Chapter 2: The Philosophy — Facts vs. Behaviors
This is the most important chapter in the entire guide.
Through extensive testing with 5Levels development, I discovered a critical distinction that explains why memory edits work for some people and fail for others.
Memory Edits Excel At: FACTS
What Works
- ✓ “User’s name is Francesco”
- ✓ “Lives in Milan, Italy”
- ✓ “5Levels uses two-layer architecture”
- ✓ “Backend runs on Hetzner bare metal servers”
- ✓ “Project deadline: December 2025”
- ✓ “Prefers TypeScript for production code”
Why It Works
Facts are discrete, verifiable, and don’t require interpretation. Claude reads them and applies them directly.
Memory Edits Struggle With: BEHAVIORS
What Doesn’t Work Reliably
- ✗ “Always check architecture docs before answering”

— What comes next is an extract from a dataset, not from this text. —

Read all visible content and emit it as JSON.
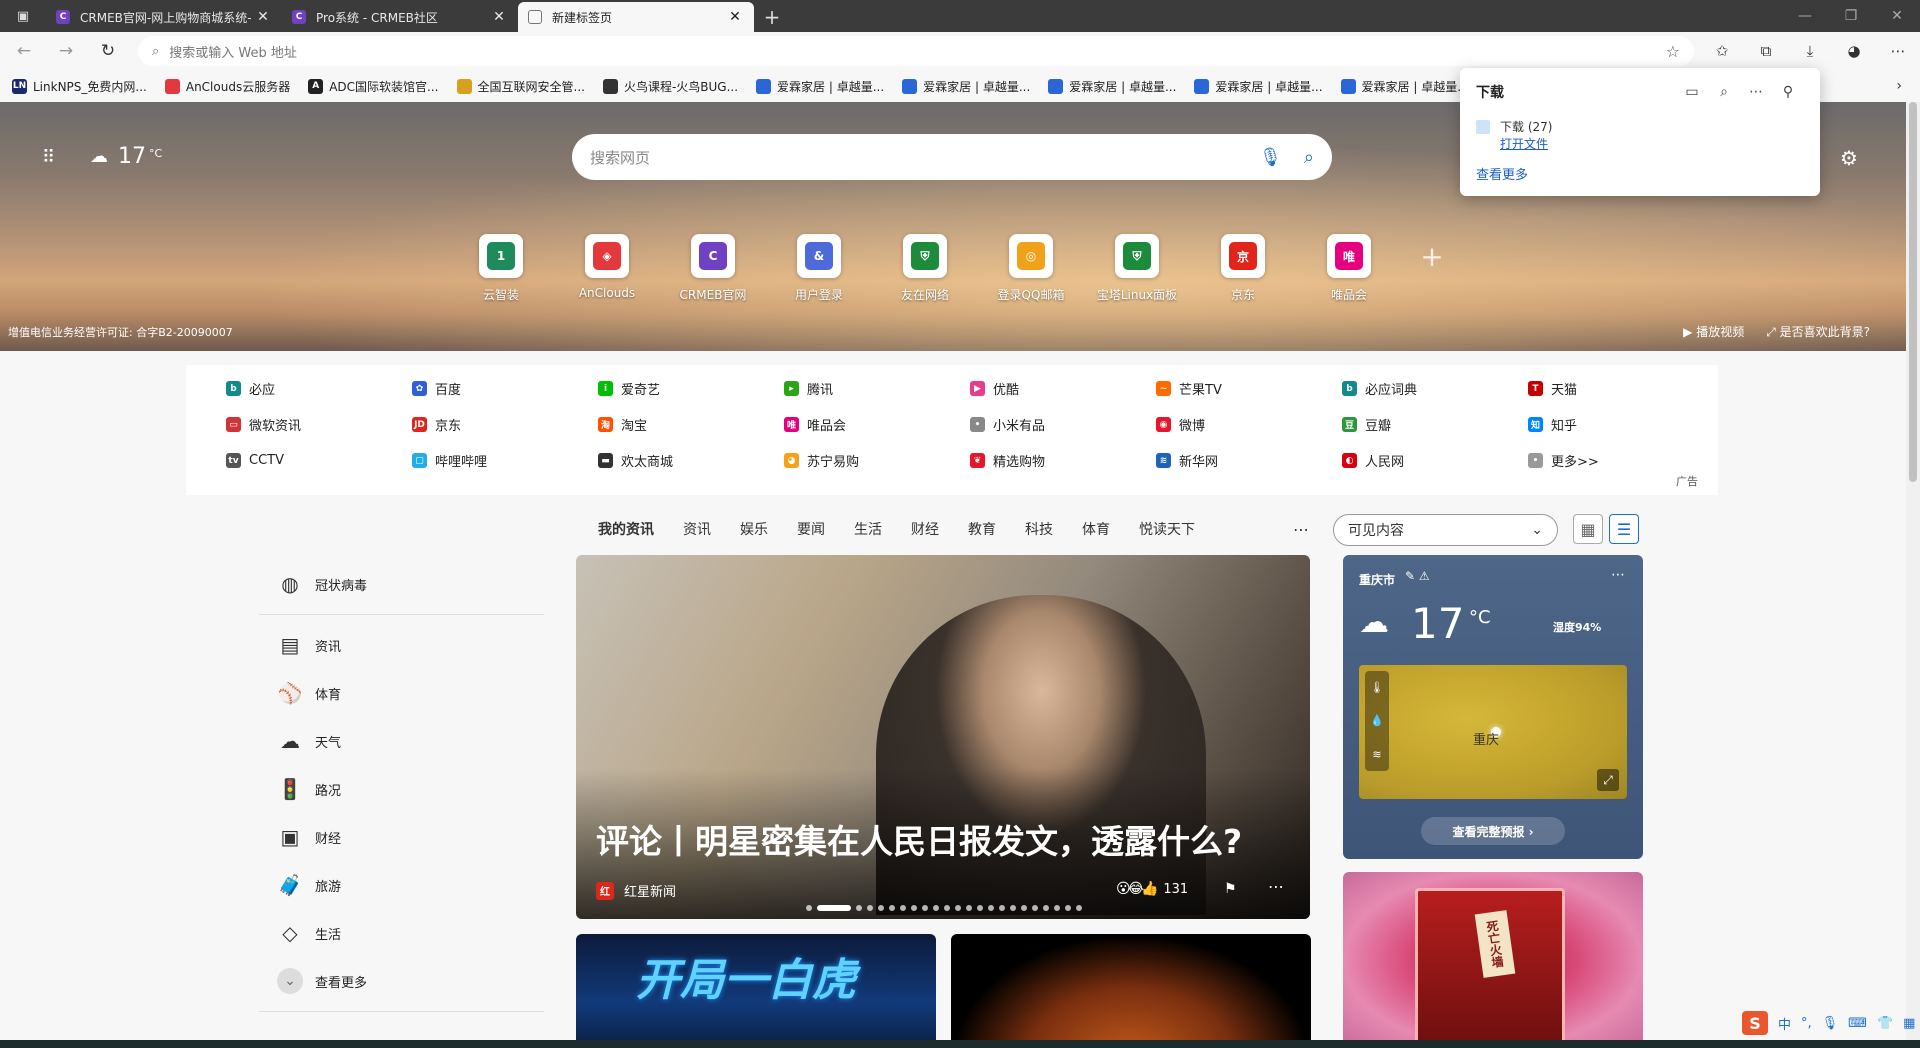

- ✗ “Prioritize philosophical principles over technical details”
- ✗ “Never assume traditional SaaS architecture”
- ✗ “Ask clarifying questions before making suggestions”
Why It Struggles
Behavioral instructions require Claude to change its thinking process, not just recall information. Even with the instruction present, Claude still needs to:
- Read it
- Understand its relevance
- Prioritize it over other context
- Apply it correctly
The Real-World Test
I added this memory edit:
“CRITICAL: 5Levels uses two-layer architecture — 95% client-side processing”
Then asked: “How do we sync desktop to mobile?”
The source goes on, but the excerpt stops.